Lo sciopero generale, indetto il primo giugno e terminato solo dopo 28 giorni di marce e picchetti, si basava sulla richiesta dei dipendenti pubblici ad ottenere aumenti salariali fino al 12%, a fronte di un’inflazione che sfiora il 7%. I manifestanti hanno accusato il governo di non operare, così come promesso, per una trasformazione economica in favore delle classi lavoratrici e dei milioni di poveri. La protesta, che ha visto l’adesione di gran parte del settore pubblico contro le numerose disfunzioni del governo e delle amministrazioni locali in particolare, ha portato le parti in lotta ad accordarsi su un aumento salariale del 7,5%.
Conclusioni
Se la candidatura di Thabo Mbeki richiederebbe una modifica della Costituzione, prassi che sembra ormai in voga in diversi paesi africani, l’esclusione di Jacob Zuma ha messo in seria crisi i sindacati del paese, che avevano visto in lui il candidato ideale della classe lavoratrice.
Nonostante la vasta partecipazione e la manifestazione della presa popolare della confederazione, lo sciopero di giugno ha rivelato ancora una volta le numerose contraddizioni sudafricane. Le sue conseguenze, in presenza di un sistema largamente privatizzato, sono infatti pesate proprio su quei cittadini più poveri che rappresentano la base sociale stessa dello sciopero, privati per quasi un mese dei servizi essenziali, in particolare del settore sanitario, mentre le catene di distribuzione e le cliniche private hanno continuato a funzionare.

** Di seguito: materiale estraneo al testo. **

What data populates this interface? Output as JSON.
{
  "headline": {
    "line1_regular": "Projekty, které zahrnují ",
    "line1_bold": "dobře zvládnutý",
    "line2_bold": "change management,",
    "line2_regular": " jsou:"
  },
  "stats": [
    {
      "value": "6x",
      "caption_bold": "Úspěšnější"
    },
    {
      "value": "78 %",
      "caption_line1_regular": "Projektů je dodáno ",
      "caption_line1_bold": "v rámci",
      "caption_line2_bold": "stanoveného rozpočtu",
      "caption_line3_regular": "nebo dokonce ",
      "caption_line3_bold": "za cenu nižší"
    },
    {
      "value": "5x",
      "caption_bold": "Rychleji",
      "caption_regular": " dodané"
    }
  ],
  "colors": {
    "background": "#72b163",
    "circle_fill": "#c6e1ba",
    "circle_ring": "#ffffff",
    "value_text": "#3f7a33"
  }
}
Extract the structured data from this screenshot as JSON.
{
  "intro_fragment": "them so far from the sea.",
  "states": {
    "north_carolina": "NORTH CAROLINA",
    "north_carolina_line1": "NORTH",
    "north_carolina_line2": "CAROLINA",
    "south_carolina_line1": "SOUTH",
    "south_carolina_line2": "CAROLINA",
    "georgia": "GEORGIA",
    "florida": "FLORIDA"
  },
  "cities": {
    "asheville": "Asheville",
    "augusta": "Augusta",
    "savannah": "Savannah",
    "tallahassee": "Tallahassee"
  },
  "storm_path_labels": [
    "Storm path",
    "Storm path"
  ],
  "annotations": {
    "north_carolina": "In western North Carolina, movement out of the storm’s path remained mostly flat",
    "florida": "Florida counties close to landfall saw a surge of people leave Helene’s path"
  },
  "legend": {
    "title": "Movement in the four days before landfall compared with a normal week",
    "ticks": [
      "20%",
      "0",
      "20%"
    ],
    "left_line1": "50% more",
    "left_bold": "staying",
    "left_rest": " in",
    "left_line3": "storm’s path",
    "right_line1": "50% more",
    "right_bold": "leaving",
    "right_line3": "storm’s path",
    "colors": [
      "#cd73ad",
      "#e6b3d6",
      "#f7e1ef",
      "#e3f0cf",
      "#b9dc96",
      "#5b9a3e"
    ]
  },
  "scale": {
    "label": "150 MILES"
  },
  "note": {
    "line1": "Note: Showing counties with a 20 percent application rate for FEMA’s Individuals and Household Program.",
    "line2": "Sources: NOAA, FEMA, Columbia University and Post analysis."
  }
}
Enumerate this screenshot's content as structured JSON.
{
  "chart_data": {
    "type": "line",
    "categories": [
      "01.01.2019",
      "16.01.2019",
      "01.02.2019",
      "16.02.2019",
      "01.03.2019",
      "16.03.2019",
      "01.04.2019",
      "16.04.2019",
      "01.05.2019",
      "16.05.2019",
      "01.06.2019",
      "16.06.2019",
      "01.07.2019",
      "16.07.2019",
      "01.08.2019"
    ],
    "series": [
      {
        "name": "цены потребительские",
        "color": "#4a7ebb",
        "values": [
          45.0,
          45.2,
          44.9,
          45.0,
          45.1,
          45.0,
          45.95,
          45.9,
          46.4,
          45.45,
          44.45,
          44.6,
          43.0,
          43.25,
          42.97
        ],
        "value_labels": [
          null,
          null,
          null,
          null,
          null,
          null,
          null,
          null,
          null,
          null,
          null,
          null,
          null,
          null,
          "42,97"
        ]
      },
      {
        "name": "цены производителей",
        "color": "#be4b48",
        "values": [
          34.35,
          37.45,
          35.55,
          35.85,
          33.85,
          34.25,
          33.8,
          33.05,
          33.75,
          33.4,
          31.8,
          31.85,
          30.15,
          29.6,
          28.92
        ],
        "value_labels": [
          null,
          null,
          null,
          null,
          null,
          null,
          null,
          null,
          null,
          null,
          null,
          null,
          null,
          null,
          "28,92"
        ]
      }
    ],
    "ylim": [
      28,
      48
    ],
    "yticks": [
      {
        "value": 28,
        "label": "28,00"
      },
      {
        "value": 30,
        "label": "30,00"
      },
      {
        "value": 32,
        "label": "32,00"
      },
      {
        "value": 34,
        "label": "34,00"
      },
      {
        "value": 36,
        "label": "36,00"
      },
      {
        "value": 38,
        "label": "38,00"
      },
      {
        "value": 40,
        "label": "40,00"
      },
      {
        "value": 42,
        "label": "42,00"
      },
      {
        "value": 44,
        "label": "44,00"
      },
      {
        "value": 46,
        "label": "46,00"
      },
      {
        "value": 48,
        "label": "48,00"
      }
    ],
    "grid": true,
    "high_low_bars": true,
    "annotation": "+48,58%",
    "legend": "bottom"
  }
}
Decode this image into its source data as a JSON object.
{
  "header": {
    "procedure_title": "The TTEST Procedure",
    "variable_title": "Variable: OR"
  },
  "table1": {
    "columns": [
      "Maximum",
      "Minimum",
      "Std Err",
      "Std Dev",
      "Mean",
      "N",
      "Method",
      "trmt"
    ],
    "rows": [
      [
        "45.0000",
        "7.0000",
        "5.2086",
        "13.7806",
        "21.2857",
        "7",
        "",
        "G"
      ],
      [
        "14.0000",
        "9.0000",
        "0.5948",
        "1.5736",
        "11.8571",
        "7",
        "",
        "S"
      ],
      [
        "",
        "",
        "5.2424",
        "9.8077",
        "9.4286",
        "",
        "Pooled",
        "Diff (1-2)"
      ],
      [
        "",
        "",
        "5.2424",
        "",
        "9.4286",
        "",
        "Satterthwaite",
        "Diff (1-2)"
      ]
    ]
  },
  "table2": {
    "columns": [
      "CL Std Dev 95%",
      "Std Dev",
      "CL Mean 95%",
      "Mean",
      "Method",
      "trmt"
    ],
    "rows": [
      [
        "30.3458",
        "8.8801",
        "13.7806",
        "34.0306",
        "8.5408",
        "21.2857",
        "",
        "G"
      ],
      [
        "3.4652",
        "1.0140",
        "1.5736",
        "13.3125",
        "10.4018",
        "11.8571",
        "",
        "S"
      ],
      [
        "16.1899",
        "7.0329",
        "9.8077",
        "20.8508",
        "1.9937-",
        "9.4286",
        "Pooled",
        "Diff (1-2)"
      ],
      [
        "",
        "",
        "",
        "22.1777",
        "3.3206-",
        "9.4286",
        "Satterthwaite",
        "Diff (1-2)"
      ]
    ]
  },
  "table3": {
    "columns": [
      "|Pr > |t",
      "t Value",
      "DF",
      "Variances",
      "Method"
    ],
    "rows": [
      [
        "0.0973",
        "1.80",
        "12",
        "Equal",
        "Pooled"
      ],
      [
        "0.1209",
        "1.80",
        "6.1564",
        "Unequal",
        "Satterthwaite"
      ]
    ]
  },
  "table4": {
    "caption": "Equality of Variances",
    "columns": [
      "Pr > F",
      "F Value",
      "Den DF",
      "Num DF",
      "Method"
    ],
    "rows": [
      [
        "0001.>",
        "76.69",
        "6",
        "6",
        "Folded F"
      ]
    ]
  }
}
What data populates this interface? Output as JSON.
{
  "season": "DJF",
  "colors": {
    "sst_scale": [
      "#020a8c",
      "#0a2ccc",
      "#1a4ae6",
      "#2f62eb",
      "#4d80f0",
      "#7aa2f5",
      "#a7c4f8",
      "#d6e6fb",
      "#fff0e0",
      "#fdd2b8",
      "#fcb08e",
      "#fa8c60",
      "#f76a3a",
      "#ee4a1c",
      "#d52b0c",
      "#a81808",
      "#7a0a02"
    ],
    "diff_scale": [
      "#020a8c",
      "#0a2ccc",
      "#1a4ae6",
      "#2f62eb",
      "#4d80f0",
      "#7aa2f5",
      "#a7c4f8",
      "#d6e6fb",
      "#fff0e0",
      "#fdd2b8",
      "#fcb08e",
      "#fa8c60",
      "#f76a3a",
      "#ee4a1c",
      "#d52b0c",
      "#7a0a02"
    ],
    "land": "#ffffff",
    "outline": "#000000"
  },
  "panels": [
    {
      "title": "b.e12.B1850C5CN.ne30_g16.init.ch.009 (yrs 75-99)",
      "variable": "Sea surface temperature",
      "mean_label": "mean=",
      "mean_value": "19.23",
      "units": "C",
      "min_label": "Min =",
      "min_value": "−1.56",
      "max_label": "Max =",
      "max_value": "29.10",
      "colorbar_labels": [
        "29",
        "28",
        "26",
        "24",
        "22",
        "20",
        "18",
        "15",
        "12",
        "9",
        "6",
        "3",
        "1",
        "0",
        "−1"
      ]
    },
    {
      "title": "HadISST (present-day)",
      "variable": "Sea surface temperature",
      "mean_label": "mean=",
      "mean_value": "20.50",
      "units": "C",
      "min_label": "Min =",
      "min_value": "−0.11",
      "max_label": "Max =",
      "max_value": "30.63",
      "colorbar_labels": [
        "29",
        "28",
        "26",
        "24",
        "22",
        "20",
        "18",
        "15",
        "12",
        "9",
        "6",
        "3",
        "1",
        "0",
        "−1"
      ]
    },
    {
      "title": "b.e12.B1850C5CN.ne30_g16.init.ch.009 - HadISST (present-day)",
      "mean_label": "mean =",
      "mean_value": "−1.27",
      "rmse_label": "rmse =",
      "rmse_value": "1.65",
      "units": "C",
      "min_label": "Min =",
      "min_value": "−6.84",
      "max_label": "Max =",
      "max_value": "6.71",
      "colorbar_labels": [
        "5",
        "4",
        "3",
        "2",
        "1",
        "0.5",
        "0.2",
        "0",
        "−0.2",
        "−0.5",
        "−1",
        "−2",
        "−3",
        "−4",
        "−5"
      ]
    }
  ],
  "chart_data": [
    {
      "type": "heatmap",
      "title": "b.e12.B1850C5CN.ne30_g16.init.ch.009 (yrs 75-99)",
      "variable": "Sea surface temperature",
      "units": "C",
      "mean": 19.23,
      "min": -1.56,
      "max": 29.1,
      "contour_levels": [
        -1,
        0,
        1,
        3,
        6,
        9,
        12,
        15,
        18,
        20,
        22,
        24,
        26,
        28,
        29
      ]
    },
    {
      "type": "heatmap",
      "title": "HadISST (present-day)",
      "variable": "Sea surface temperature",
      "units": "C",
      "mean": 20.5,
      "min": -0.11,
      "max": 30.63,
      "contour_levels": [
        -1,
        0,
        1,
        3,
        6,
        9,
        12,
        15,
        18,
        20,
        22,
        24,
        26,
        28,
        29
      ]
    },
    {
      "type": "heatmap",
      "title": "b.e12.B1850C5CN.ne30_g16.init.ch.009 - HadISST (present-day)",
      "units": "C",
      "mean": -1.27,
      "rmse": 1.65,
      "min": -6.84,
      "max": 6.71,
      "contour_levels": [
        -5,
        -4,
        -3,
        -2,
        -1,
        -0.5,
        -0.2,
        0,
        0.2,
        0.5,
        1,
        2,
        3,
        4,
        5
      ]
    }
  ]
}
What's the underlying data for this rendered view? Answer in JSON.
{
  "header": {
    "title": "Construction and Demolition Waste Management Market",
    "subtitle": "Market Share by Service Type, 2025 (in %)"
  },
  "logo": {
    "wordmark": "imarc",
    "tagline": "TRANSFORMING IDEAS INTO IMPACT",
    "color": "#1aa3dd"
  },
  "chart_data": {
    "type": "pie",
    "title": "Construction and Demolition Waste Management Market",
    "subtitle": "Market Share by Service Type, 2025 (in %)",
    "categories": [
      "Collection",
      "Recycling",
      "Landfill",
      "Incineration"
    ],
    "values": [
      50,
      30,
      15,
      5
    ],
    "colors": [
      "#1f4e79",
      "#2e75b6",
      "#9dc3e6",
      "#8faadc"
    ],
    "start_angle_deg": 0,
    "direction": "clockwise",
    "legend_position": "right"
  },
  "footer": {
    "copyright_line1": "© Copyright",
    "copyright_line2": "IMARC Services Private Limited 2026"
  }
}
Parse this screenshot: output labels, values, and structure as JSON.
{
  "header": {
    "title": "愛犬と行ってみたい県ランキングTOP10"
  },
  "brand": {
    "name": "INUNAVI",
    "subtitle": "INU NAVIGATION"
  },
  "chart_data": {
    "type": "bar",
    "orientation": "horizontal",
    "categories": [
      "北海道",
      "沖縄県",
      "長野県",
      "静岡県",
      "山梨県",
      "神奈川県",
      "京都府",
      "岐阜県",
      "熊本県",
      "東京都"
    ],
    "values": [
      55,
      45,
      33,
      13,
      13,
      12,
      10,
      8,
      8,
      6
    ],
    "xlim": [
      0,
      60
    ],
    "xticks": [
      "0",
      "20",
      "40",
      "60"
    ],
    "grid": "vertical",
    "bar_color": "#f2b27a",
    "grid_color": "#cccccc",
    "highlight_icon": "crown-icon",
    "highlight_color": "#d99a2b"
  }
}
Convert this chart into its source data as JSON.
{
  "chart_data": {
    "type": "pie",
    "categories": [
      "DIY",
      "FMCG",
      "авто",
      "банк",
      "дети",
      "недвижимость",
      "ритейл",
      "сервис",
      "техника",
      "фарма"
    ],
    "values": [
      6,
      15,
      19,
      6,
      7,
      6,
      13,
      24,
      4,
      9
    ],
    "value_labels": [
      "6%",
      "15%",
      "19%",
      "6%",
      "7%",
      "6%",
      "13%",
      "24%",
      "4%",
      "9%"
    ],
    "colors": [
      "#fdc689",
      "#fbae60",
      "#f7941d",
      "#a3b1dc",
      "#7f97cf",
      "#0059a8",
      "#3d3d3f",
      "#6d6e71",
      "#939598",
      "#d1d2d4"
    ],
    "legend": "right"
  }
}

Se tuttavia è vero che il potere di acquisto dei lavoratori si è ridotto negli ultimi anni, soprattutto a causa dell’aumento del prezzo del petrolio, la crisi sindacale rischia ora di essere strumentalizzata dal Congresso dei sindacati sudafricani nell’ambito della lotta per la successione alla Presidenza Mbeki, con una probabile escalation delle proteste in vista della conferenza di dicembre, dove verrà eletto il nuovo leader dell’ANC.